I think there is your answer. He disappeared and you don’t like it. You’re not married and you don’t have a child t...
This is essentially what I was going to say too. Life is full of uncertainty, even when mental health issues aren't a problem. You and your child are your responsibility whether he's in the picture or not, so that's your next step. Get a life of your own regardless of whether he comes back or not. I'm sorry you're hurt and angry, but either way you have to figure it out for your child. Make other friends, that's probably a healthy thing to do regardless.
Are you getting any help for yourself? Are you in therapy? From what you've posted here it sounds like you are "intense" and have a lot of anger issues as well.
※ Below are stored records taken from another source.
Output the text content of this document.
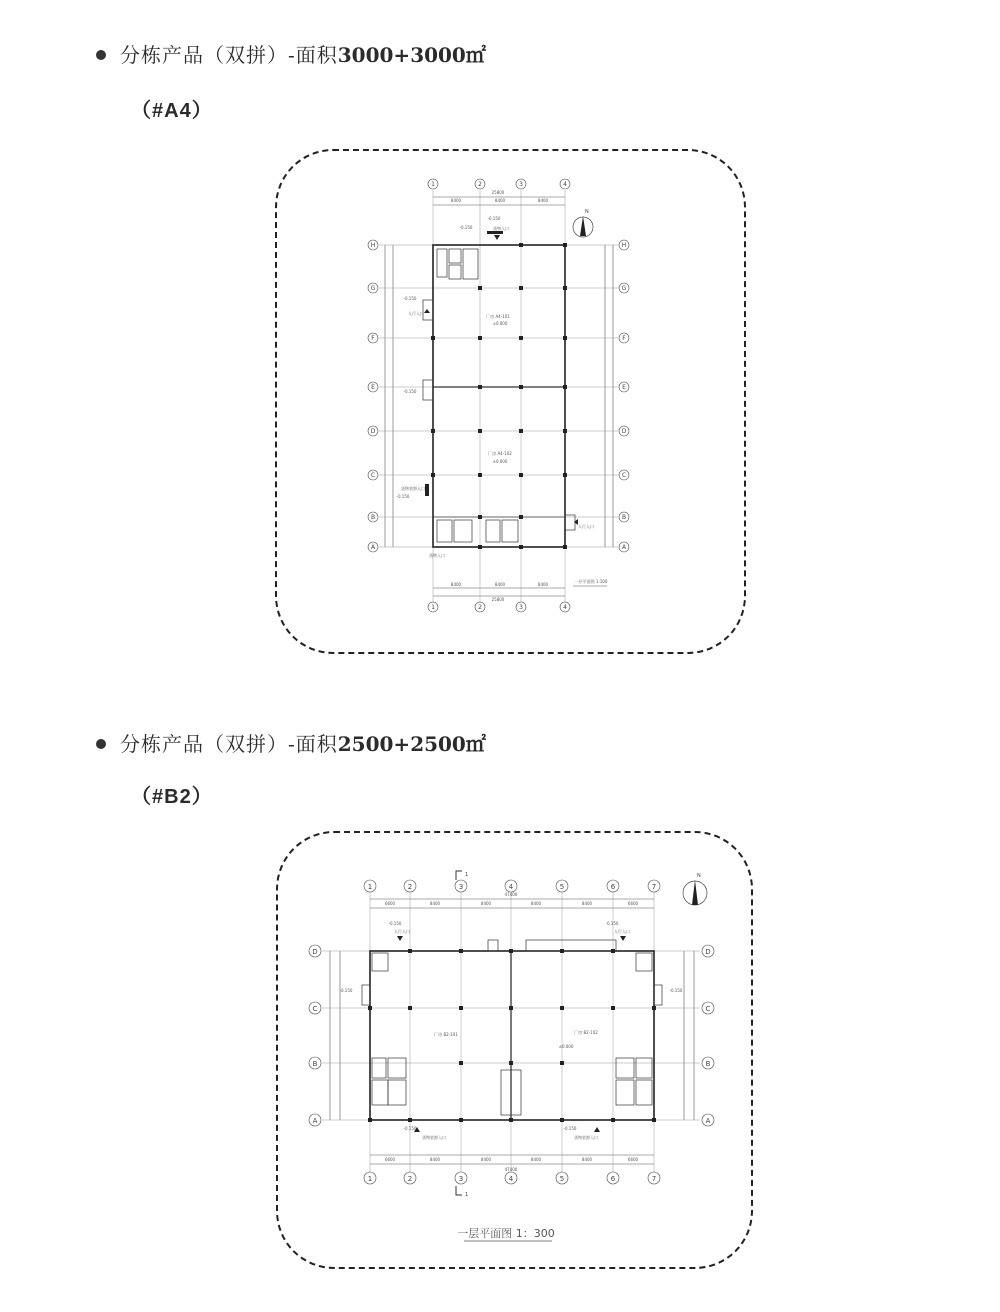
分栋产品（双拼）-面积3000+3000㎡
（#A4）
1	2	3	4
1	2	3	4
A
B
C
D
E
F
G
H
A
B
C
D
E
F
G
H
25800
8400	8400	8400
8400	8400	8400
25800
厂房 A4-101
±0.000
厂房 A4-102
±0.000
-0.150
-0.150
-0.150
-0.150
-0.150
货物入口
人行入口
人行入口
货物装卸入口
货物入口
一层平面图 1:100
N
分栋产品（双拼）-面积2500+2500㎡
（#B2）
1	2	3	4	5	6	7
1	2	3	4	5	6	7
A
B
C
D
A
B
C
D
47400
6600	8400	8400	8400	8400	6600
6600	8400	8400	8400	8400	6600
47400
厂房 B2-101	厂房 B2-102
±0.000
-0.150	-0.150
-0.150	-0.150
-0.150	-0.150
人行入口	人行入口
货物装卸入口	货物装卸入口
1
1
一层平面图 1：300
N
You mentioned that he needs to take responsibility for his actions, have you really been willing to reflect on your responsibility? He might very well be afraid of you and your intensity if he's normally a "laid back" person.
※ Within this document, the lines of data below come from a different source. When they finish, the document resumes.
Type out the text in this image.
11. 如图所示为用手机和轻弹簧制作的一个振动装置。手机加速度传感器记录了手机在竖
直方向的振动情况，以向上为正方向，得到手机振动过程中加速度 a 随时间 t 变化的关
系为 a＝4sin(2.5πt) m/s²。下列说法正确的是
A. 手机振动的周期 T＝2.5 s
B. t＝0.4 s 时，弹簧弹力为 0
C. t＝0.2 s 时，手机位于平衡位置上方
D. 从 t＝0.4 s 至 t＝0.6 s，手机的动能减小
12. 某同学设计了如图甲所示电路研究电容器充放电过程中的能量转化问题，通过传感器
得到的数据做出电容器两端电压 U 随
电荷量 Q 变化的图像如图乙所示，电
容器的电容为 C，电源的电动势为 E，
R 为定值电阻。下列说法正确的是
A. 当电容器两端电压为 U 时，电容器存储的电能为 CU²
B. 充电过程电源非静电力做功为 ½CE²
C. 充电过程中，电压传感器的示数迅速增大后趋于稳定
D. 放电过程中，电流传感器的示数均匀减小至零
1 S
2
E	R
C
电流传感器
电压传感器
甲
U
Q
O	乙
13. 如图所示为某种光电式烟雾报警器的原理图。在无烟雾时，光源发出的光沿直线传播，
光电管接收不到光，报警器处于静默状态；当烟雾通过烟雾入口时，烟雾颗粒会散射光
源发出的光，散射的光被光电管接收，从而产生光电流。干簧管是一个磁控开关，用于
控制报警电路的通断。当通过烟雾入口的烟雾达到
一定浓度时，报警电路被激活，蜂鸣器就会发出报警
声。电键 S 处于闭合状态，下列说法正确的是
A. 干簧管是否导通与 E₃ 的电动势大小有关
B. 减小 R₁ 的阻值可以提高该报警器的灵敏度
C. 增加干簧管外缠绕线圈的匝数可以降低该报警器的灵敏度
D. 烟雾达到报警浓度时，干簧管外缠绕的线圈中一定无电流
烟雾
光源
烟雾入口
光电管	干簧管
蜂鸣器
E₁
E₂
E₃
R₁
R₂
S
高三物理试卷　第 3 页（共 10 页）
Is financial responsibility and help all you're wanting him to move back for? Because I didn't read one nice thing you had to say about him. If he has issues with confrontation, then maybe you need some couples counseling to learn how to communicate with each other in a healthier manor. It seems the communication between the two of you may be somewhat toxic.
Did he not tell you about the graduation to try to avoid another confrontation? Was that the only day available to go Christmas shopping, or were you just angry because he didn't do what you expected him to do. Did you tell him this was the day you planned for the two of you to shop? Is there a reason you couldn't go shopping for your daughter alone? I'm not asking you these questions because I need to know, I'm asking them so you can reflect a little for yourself.
He may be putting off coming back because it seems even that conversation is what you expect and may be confrontational to him. If I moved out to avoid fighting, the way to help me decide to come back would not be through fighting....that's just logical.